« Le cinéma, de manière générale, a toujours été utilisé comme une sorte d’arme aussi, n’est-ce pas ? Comme un moyen d’éducation, une forme de sensibilisation », a déclaré João Ribeiro, en marge des Rencontres du Patrimoine Audiovisuel, qui se déroulent cette semaine à Maputo, centrées sur les 50 ans des indépendances des Pays Africains de Langue Officielle Portugaise (PALOP).
« Il faut comprendre que, à cette époque, dans les années 60, dans nos pays, en dehors de la radio, il n’y avait pas d’autres moyens de communication que le cinéma », a-t-il ajouté.
Selon le cinéaste et producteur, âgé de 62 ans, le cinéma « a été un instrument d’éducation, de sensibilisation et de mobilisation », tant pendant la lutte de libération que dans les premières années après l’indépendance, « lorsqu’il était nécessaire d’éduquer et de mobiliser le peuple pour une nouvelle façon de vivre ».
Sol de Carvalho, 72 ans, a rappelé que les films produits à cette époque ont également joué un rôle stratégique dans la diplomatie des luttes des pays africains de langue portugaise.
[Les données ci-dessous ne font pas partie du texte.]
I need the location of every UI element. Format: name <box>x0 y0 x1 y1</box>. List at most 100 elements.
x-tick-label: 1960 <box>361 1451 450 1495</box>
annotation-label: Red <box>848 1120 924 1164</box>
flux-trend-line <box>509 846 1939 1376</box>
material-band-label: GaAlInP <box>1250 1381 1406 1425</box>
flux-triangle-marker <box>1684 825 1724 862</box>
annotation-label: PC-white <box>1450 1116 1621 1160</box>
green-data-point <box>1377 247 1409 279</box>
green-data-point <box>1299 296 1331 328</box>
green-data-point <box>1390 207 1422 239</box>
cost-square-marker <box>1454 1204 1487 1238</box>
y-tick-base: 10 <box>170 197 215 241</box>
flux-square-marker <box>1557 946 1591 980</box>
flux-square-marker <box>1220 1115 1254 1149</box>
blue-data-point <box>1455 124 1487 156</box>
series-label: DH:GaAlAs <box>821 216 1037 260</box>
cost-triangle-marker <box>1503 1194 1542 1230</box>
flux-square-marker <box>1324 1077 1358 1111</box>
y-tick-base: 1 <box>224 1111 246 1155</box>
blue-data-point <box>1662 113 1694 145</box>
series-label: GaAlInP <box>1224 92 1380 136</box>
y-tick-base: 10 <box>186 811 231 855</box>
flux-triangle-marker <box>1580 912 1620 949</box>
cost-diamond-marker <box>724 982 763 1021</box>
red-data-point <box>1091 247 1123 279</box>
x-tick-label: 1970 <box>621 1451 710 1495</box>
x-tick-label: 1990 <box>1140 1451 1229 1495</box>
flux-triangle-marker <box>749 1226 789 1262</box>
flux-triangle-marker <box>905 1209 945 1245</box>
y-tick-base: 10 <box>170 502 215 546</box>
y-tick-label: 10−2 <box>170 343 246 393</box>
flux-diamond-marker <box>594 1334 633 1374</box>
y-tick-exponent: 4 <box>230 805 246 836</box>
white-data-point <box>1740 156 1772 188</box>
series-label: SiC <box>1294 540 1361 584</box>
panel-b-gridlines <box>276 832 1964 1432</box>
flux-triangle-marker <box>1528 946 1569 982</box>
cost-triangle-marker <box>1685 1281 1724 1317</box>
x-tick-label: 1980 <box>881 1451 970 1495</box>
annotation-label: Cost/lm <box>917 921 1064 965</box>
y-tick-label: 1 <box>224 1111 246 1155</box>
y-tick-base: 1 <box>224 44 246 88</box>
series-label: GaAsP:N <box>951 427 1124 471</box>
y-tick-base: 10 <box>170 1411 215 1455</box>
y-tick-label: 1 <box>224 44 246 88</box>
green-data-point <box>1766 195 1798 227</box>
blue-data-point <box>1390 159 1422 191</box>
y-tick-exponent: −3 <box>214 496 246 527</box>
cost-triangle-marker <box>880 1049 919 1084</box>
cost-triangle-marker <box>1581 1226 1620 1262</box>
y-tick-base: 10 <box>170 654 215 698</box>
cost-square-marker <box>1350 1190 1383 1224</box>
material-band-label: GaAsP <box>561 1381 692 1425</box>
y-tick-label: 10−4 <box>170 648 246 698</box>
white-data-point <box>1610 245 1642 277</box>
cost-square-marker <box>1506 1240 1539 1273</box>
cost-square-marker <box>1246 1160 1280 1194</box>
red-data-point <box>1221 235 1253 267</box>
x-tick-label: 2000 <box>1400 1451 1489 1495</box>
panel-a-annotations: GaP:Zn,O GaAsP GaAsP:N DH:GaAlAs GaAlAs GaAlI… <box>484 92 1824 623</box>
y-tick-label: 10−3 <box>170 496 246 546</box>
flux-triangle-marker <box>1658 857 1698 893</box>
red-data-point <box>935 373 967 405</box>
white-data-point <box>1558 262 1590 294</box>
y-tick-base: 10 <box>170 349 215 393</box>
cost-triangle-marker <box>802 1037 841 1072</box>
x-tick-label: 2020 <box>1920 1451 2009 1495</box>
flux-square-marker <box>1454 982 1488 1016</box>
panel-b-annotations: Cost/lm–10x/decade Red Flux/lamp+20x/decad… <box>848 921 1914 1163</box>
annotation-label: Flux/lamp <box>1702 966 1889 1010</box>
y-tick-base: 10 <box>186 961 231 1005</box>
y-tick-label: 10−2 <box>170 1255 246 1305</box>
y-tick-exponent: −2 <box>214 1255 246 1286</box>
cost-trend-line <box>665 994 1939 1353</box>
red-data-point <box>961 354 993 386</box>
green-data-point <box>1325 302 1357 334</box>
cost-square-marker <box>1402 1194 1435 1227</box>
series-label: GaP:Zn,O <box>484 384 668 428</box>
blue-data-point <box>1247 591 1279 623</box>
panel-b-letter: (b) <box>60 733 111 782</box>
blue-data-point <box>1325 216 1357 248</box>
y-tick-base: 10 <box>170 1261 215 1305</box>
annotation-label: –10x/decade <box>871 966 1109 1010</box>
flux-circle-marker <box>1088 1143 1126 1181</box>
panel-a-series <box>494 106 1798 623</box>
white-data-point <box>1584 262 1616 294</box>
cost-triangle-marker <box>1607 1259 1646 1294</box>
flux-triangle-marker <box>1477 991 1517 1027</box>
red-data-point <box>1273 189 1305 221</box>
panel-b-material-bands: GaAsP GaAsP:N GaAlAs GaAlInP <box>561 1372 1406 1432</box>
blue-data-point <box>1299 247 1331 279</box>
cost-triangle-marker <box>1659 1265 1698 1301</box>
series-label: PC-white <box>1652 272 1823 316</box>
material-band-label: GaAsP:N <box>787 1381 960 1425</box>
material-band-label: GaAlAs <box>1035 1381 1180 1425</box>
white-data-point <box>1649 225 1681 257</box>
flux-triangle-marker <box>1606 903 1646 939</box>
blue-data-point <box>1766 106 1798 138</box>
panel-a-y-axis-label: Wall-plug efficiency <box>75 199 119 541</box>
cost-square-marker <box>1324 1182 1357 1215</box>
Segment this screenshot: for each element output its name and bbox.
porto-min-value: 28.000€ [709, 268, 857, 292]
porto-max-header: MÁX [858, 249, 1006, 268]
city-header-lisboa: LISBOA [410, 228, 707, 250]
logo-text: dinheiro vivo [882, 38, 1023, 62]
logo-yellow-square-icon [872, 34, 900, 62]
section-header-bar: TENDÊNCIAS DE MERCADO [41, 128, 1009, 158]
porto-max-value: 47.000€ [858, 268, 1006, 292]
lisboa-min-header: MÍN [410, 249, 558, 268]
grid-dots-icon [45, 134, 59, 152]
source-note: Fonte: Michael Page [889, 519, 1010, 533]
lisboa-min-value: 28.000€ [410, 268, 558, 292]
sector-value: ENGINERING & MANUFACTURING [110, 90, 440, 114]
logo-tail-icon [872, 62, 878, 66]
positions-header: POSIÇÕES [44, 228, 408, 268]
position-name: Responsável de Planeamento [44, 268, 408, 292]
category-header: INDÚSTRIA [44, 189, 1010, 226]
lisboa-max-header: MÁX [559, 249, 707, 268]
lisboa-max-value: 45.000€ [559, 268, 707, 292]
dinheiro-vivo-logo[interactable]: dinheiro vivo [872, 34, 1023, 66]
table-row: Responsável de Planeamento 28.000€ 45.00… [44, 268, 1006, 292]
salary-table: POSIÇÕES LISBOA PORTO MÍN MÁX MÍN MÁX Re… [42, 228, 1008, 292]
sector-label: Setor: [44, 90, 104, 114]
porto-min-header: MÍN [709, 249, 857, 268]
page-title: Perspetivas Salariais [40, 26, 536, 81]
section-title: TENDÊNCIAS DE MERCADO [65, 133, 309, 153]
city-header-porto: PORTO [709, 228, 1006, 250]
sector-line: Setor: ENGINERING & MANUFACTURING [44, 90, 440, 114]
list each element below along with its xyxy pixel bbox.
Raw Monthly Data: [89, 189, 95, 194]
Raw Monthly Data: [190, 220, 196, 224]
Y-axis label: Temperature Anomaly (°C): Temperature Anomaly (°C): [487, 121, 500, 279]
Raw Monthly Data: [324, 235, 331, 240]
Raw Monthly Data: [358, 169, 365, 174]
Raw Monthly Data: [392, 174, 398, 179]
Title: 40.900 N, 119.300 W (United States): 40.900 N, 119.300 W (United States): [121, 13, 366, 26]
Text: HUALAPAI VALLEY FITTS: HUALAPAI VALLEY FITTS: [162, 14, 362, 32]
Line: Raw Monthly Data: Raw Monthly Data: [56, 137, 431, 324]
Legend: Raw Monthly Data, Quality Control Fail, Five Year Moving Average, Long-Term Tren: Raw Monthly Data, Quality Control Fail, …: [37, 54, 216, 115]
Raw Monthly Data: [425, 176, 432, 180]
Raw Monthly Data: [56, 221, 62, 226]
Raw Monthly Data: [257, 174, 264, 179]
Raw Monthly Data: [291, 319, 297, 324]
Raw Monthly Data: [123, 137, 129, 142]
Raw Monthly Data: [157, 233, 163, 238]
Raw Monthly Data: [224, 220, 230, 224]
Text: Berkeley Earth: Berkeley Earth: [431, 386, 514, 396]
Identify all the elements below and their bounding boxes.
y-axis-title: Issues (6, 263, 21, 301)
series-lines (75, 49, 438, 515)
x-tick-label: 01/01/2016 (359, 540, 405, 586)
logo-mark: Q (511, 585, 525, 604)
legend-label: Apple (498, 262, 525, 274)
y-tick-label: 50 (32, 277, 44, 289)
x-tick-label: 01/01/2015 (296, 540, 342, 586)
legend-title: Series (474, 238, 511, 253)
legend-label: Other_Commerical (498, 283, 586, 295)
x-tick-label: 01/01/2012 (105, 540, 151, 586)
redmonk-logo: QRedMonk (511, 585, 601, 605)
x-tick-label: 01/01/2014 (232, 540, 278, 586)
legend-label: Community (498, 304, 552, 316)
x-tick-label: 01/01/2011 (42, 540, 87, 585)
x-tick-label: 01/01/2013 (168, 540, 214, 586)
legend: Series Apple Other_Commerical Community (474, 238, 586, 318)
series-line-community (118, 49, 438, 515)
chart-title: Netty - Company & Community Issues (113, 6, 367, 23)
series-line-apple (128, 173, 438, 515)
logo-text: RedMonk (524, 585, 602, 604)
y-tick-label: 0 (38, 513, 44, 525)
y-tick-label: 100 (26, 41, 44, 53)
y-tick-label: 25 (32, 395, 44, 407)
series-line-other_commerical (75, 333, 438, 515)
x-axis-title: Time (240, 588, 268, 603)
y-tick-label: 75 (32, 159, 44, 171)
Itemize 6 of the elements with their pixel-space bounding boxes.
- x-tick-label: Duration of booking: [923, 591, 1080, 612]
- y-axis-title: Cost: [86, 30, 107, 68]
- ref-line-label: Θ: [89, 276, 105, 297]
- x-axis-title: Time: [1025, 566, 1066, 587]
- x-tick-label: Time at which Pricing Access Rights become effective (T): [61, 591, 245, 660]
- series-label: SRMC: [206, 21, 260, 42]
« Il était important aussi d’essayer d’établir des contacts et des amitiés avec les pays occidentaux », a-t-il expliqué lors d’une interview, ajoutant que « certains de ces films ont été réalisés pour montrer à ces pays qu’il y avait une lutte qui se déroulait, une lutte organisée ».
Sol de Carvalho a également souligné qu’à l’époque, « la communication se faisait essentiellement par la radio » et que « ces films étaient souvent produits en anglais ou en français avant même le portugais », afin de circuler au sein des organisations et des gouvernements étrangers sensibles aux causes africaines.
« La Yougoslavie a réalisé la plupart des films mozambicains de la lutte armée », a rappelé le cinéaste, qui participe également aux Rencontres du Patrimoine Audiovisuel, événement organisé par l’Association des Amis du Musée du Cinéma au Mozambique, avec le financement de la Fondation Calouste Gulbenkian. Jusqu’à vendredi, cette troisième édition réunit des chercheurs, cinéastes et techniciens de divers pays, revisitant l’histoire du cinéma comme instrument politique et culturel dans les luttes de libération et la construction des identités africaines.
Auteur de plusieurs productions primées, João Ribeiro a réalisé « Avó Dezanove e o segredo do soviético », basé sur l’œuvre de l’écrivain angolais Ondjaki, primé comme meilleur film au Black International Cinema Berlin (2020) et récompensé également dans des festivals au Kenya et au Cap-Vert.
Sol de Carvalho, l’un des cinéastes mozambicains les plus influents, a remporté 16 prix internationaux, dont celui du meilleur film de fiction au Festival de Cinéma Indépendant de New York (2019) et celui du meilleur film dramatique au International Black & Diversity Film Festival (Canada) avec « Mabata Bata », inspiré d’une œuvre de Mia Couto.
Pour João Ribeiro, revisiter le rôle du cinéma durant les indépendances est une façon de ramener le passé au présent et de comprendre la formation de l’identité nationale.
« L’indépendance n’est pas seulement la lutte politique, elle est aussi sociale et culturelle, et tout cela fait partie de notre vécu », a-t-il affirmé.
Sol de Carvalho, quant à lui, a souligné l’importance de réfléchir à l’histoire des indépendances et à leurs développements.
« Je pense qu’il est important de connaître, d’étudier, d’avoir notre idée. Parfois, cela change. L’histoire n’est pas une chose fixe, elle est dynamique », a-t-il déclaré, affirmant qu' »il est important de montrer » pour savoir « ce qui s’est passé ».
Un demi-siècle après les indépendances, le cinéaste a déploré l’absence de politiques publiques de préservation audiovisuelle au Mozambique.
« Nous discutons de l’histoire de notre pays. L’histoire des images de notre pays. Y a-t-il quelqu’un du gouvernement ? », a-t-il interrogé, estimant que l’effort de ceux qui enquêtent et préservent cet héritage « devrait être mieux valorisé et exploité ».
Sol de Carvalho a également averti de l’absence de politiques de numérisation et de conservation du patrimoine cinématographique national.
« Il n’y a pas vraiment de politique pour préserver les grandes images, par exemple, numériser tout le vieux processus de ce qui a été fait (…) donc, il est urgent de le faire, il n’y a pas de politiques de soutien », a-t-il insisté, déplorant que récupérer des techniques et des équipements anciens soit aujourd’hui « presque impossible ».